Lecture 2 Flashcards
4 problems with autophagy?
- Experience with lysosomes
- Autophagosomes are transient (appears/dissapears)
- Em methods - not quantitative
- No “marker” for autophagosomes to label autophagosomes,
5 reasons why budding yeast is used to investigate the molecular interactions of cellular pathways?
- Microbe: Cheap and easy to grow
- Diploid and Haploid states
- Eukaryote with very small genome, genome is fully sequenced
- 50% yeast genes- orthologous; early predecessor and similarity in pathways.
- Powerful genetics (receptive to changing genome dynamically): investigate biological processes, yeast as turning point in autophagy pathway.
How did Ohsumi use a yeast genetic screen to discover genes involved in autophagy?
- Vacuole. Usually multiple copies of lysosome within cytoplasm. Phenotype: accumulation of autophagic bodies (vacuole) upon Nitrogen starvation (normal).
Process of Ohsumi’s genetic screen?
Generate a mutant yeast strain, “delete” or remove a vacuolar proteinase gene. Grow in rich media (YPD) (WT and mutant). Transfer/switch media (Nitrogen starvation media; SD-N). Examine each mutant through light microscopy, look for loss of normal phenotype (loss of autophagic body accumulation).
Steps in cloning by complementation?
Yeast genomic DNA (WT) — restriction endonuclease — genomic DNA fragments — ligation into plasmids — genomic library — transformation into apg1-1 mutant strain – transformed yeast cells — screen for the transformations that can grow in nitrogen depleted media (SD-N) — Isolate plasmid for DNA sequencing.
How does protein level change in the cell?
- Transcription regulation
- Protein synthesis (translation control +protein folding)
- Protein turnover (breaking down proteins into individual amino acids)
- Folding
What network is used o ensure proteostasis?
- Translation initial factors and ribosomes ensures efficient translation (generation of polypeptide)
- Molecular chaperones enables a protein to adopt its native structure allowing it to perform its physiological function.
- Recycling/breakdown systems - turning over misfolded, aggregated, aged proteins.
Why study protein recycling?
- Protein folding is complex, not 100% effective
- Proteins in cells have half-lives
- Metabolic control
What is the problem with UPS and chaperone network?
Larger objects
How is autophagy affected by glucagon and insulin?
Glucagon induces autophagy, insulin inhibits autophagy
What are the technical challenges in studying autophagy?

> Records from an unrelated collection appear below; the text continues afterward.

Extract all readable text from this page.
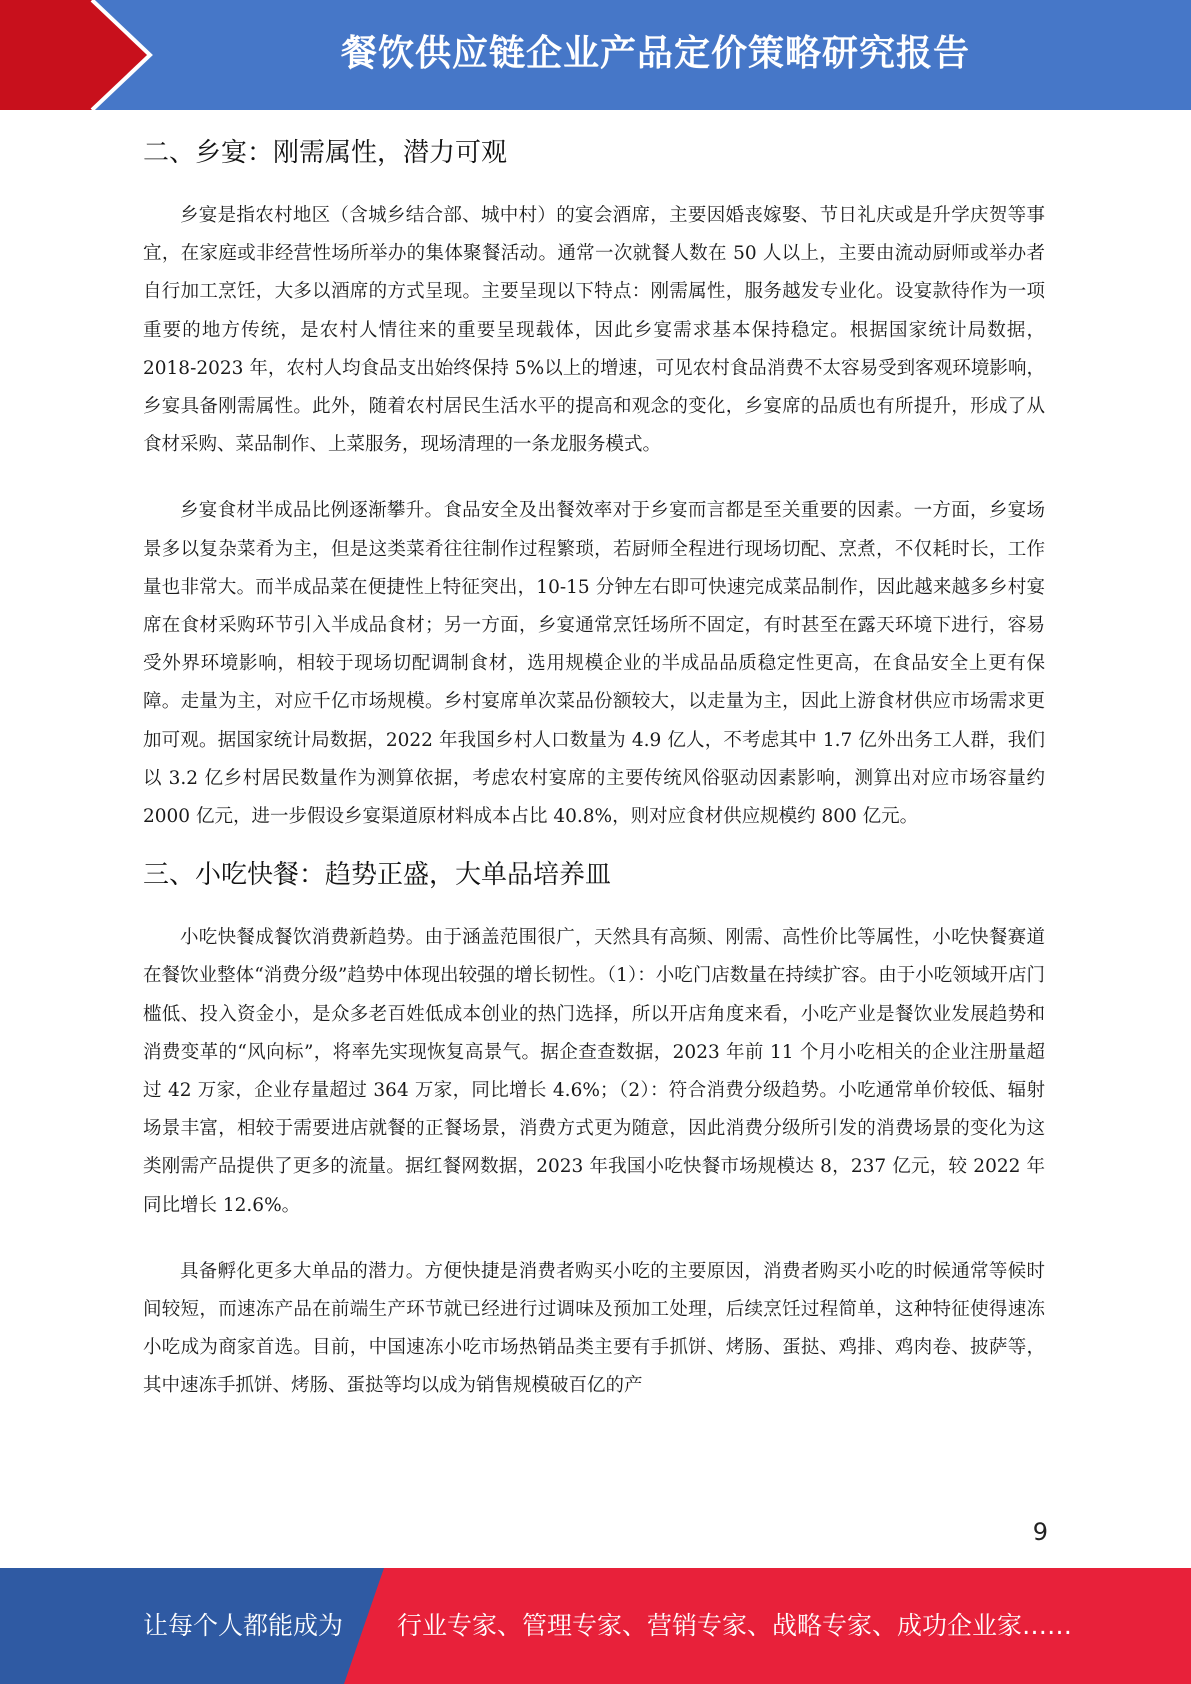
餐饮供应链企业产品定价策略研究报告
二、乡宴：刚需属性，潜力可观

乡宴是指农村地区（含城乡结合部、城中村）的宴会酒席，主要因婚丧嫁娶、节日礼庆或是升学庆贺等事宜，在家庭或非经营性场所举办的集体聚餐活动。通常一次就餐人数在 50 人以上，主要由流动厨师或举办者自行加工烹饪，大多以酒席的方式呈现。主要呈现以下特点：刚需属性，服务越发专业化。设宴款待作为一项重要的地方传统，是农村人情往来的重要呈现载体，因此乡宴需求基本保持稳定。根据国家统计局数据，2018-2023 年，农村人均食品支出始终保持 5%以上的增速，可见农村食品消费不太容易受到客观环境影响，乡宴具备刚需属性。此外，随着农村居民生活水平的提高和观念的变化，乡宴席的品质也有所提升，形成了从食材采购、菜品制作、上菜服务，现场清理的一条龙服务模式。

乡宴食材半成品比例逐渐攀升。食品安全及出餐效率对于乡宴而言都是至关重要的因素。一方面，乡宴场景多以复杂菜肴为主，但是这类菜肴往往制作过程繁琐，若厨师全程进行现场切配、烹煮，不仅耗时长，工作量也非常大。而半成品菜在便捷性上特征突出，10-15 分钟左右即可快速完成菜品制作，因此越来越多乡村宴席在食材采购环节引入半成品食材；另一方面，乡宴通常烹饪场所不固定，有时甚至在露天环境下进行，容易受外界环境影响，相较于现场切配调制食材，选用规模企业的半成品品质稳定性更高，在食品安全上更有保障。走量为主，对应千亿市场规模。乡村宴席单次菜品份额较大，以走量为主，因此上游食材供应市场需求更加可观。据国家统计局数据，2022 年我国乡村人口数量为 4.9 亿人，不考虑其中 1.7 亿外出务工人群，我们以 3.2 亿乡村居民数量作为测算依据，考虑农村宴席的主要传统风俗驱动因素影响，测算出对应市场容量约 2000 亿元，进一步假设乡宴渠道原材料成本占比 40.8%，则对应食材供应规模约 800 亿元。

三、小吃快餐：趋势正盛，大单品培养皿

小吃快餐成餐饮消费新趋势。由于涵盖范围很广，天然具有高频、刚需、高性价比等属性，小吃快餐赛道在餐饮业整体“消费分级”趋势中体现出较强的增长韧性。（1）：小吃门店数量在持续扩容。由于小吃领域开店门槛低、投入资金小，是众多老百姓低成本创业的热门选择，所以开店角度来看，小吃产业是餐饮业发展趋势和消费变革的“风向标”，将率先实现恢复高景气。据企查查数据，2023 年前 11 个月小吃相关的企业注册量超过 42 万家，企业存量超过 364 万家，同比增长 4.6%；（2）：符合消费分级趋势。小吃通常单价较低、辐射场景丰富，相较于需要进店就餐的正餐场景，消费方式更为随意，因此消费分级所引发的消费场景的变化为这类刚需产品提供了更多的流量。据红餐网数据，2023 年我国小吃快餐市场规模达 8，237 亿元，较 2022 年同比增长 12.6%。

具备孵化更多大单品的潜力。方便快捷是消费者购买小吃的主要原因，消费者购买小吃的时候通常等候时间较短，而速冻产品在前端生产环节就已经进行过调味及预加工处理，后续烹饪过程简单，这种特征使得速冻小吃成为商家首选。目前，中国速冻小吃市场热销品类主要有手抓饼、烤肠、蛋挞、鸡排、鸡肉卷、披萨等，其中速冻手抓饼、烤肠、蛋挞等均以成为销售规模破百亿的产

9
让每个人都能成为 行业专家、管理专家、营销专家、战略专家、成功企业家……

- Lysosomes are heterogenous in shape and content (requires experience).
- No good method to quantitate extent of autophagy.
- Autophagosome is a transient organelle (exists for 10 minutes before fusion with lysosome).
- Lack of specific “marker” to track autophagosome for biochemical studies.
What were the results of the 1st genetic screen of autophagy?
- Identification of mutant allele apg1
- Apg1 mutant lost viability faster than WT cells in nitrogen-deficient medium.
- Loss of viability promotes secondary genetic screen.
Benefits of secondary genetic screen?
- Screens mutants much more quickly.
- With the replica plating method, one is able to compare the ability of different mutants to growth on nitrogen starvation medium and regular medium through replica plating method.
- Isolated apg2-apg15
Procedure: Cloning of 1st autophagy gene Apg1 (Atg1)
- Isolate genomic DNA from WT yeast cells
- Prepare genomic library by restriction digestion and cloning fragments into vector.
- Transform library of plasmids into apg1-1 mutant strain
- Look for transformants that enable ap1-1 mutant to grow in nitrogen-deficient media (ex. reversing phenotype)
- Isolate plasmid, sequence fragment of genome.
Function of protein kinase
Enzyme covalent attaches phosphate group from ATP to protein substrate.